Their arrangement puts two sensors at each intersection: One measures incoming flow and one measures outgoing flow. Lights are coordinated with every neighboring light, such that one light alerts the next, “Hey, heavy load coming through.”

That short-term anticipation gives lights at the next intersection enough time to prepare for the incoming platoon of vehicles, says Helbing. The whole point is to avoid stopping an incoming platoon. “It works surprisingly well,” he says. Gaps between platoons are opportunities to serve flows in other directions, and this local coordination naturally spreads throughout the system.

“It’s a paradoxical effect that occurs in complex systems,” says Helbing. “Surprisingly, delay processes can improve the system altogether.
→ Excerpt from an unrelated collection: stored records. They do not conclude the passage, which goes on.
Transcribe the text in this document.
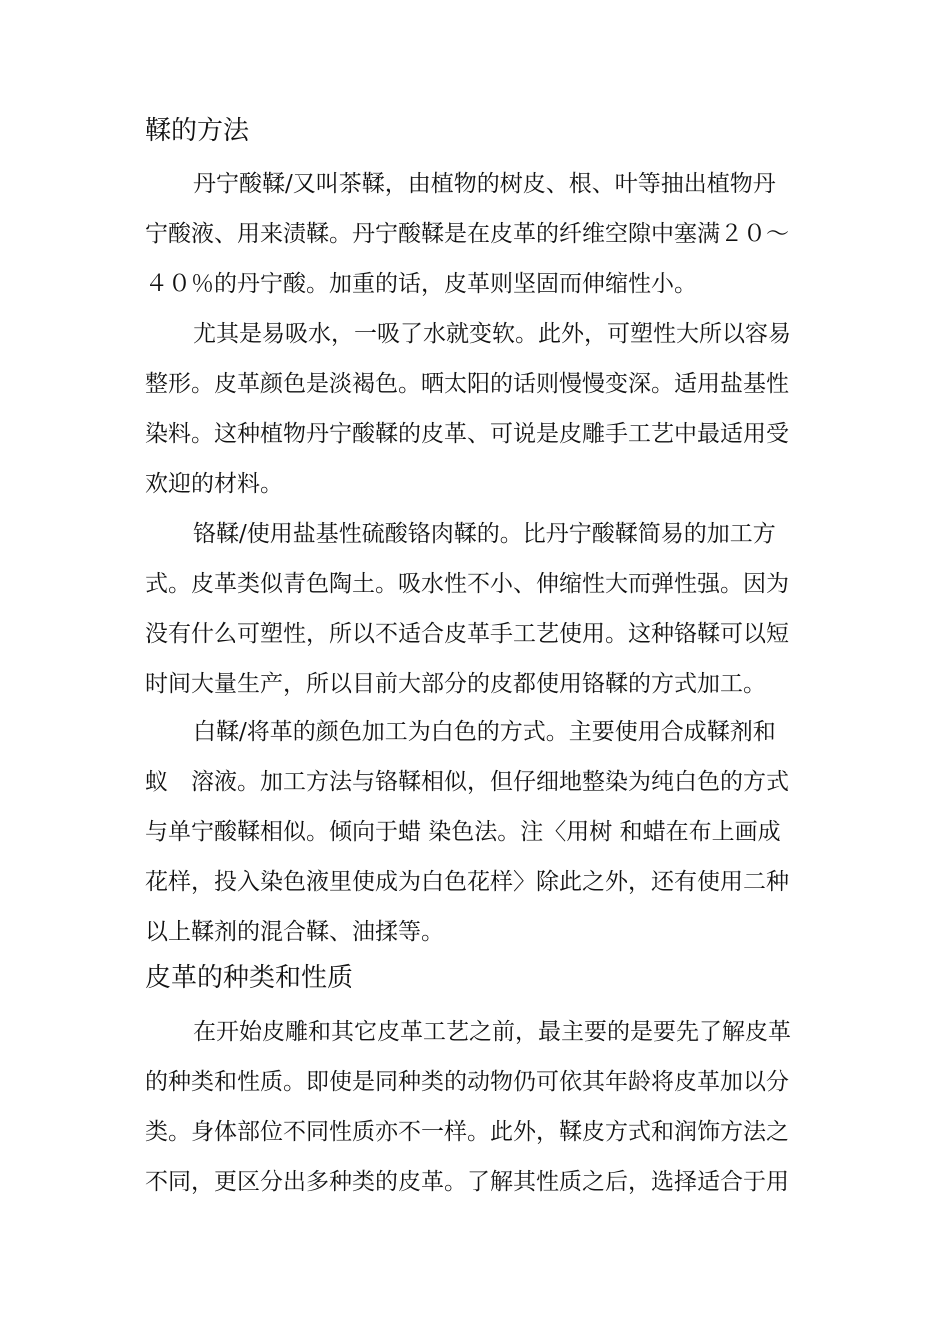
鞣的方法

丹宁酸鞣/又叫茶鞣，由植物的树皮、根、叶等抽出植物丹

宁酸液、用来渍鞣。丹宁酸鞣是在皮革的纤维空隙中塞满２０～

４０％的丹宁酸。加重的话，皮革则坚固而伸缩性小。

尤其是易吸水，一吸了水就变软。此外，可塑性大所以容易

整形。皮革颜色是淡褐色。晒太阳的话则慢慢变深。适用盐基性

染料。这种植物丹宁酸鞣的皮革、可说是皮雕手工艺中最适用受

欢迎的材料。

铬鞣/使用盐基性硫酸铬肉鞣的。比丹宁酸鞣简易的加工方

式。皮革类似青色陶土。吸水性不小、伸缩性大而弹性强。因为

没有什么可塑性，所以不适合皮革手工艺使用。这种铬鞣可以短

时间大量生产，所以目前大部分的皮都使用铬鞣的方式加工。

白鞣/将革的颜色加工为白色的方式。主要使用合成鞣剂和

蚁　溶液。加工方法与铬鞣相似，但仔细地整染为纯白色的方式

与单宁酸鞣相似。倾向于蜡 染色法。注〈用树 和蜡在布上画成

花样，投入染色液里使成为白色花样〉除此之外，还有使用二种

以上鞣剂的混合鞣、油揉等。

皮革的种类和性质

在开始皮雕和其它皮革工艺之前，最主要的是要先了解皮革

的种类和性质。即使是同种类的动物仍可依其年龄将皮革加以分

类。身体部位不同性质亦不一样。此外，鞣皮方式和润饰方法之

不同，更区分出多种类的皮革。了解其性质之后，选择适合于用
It is a slower-is-faster effect. You can increase the throughput — speed up the whole system — if you delay single processes within the system at the right time, for the right amount of time.”


Rethinking the way we manage the infrastructure we already have is a critical and under-appreciated aspect of environmental policy and congestion management. Just because the rules of the road (and traffic engineering) have been in place for as long as anyone can remember doesn't mean that they are right. There may be better ways to do things.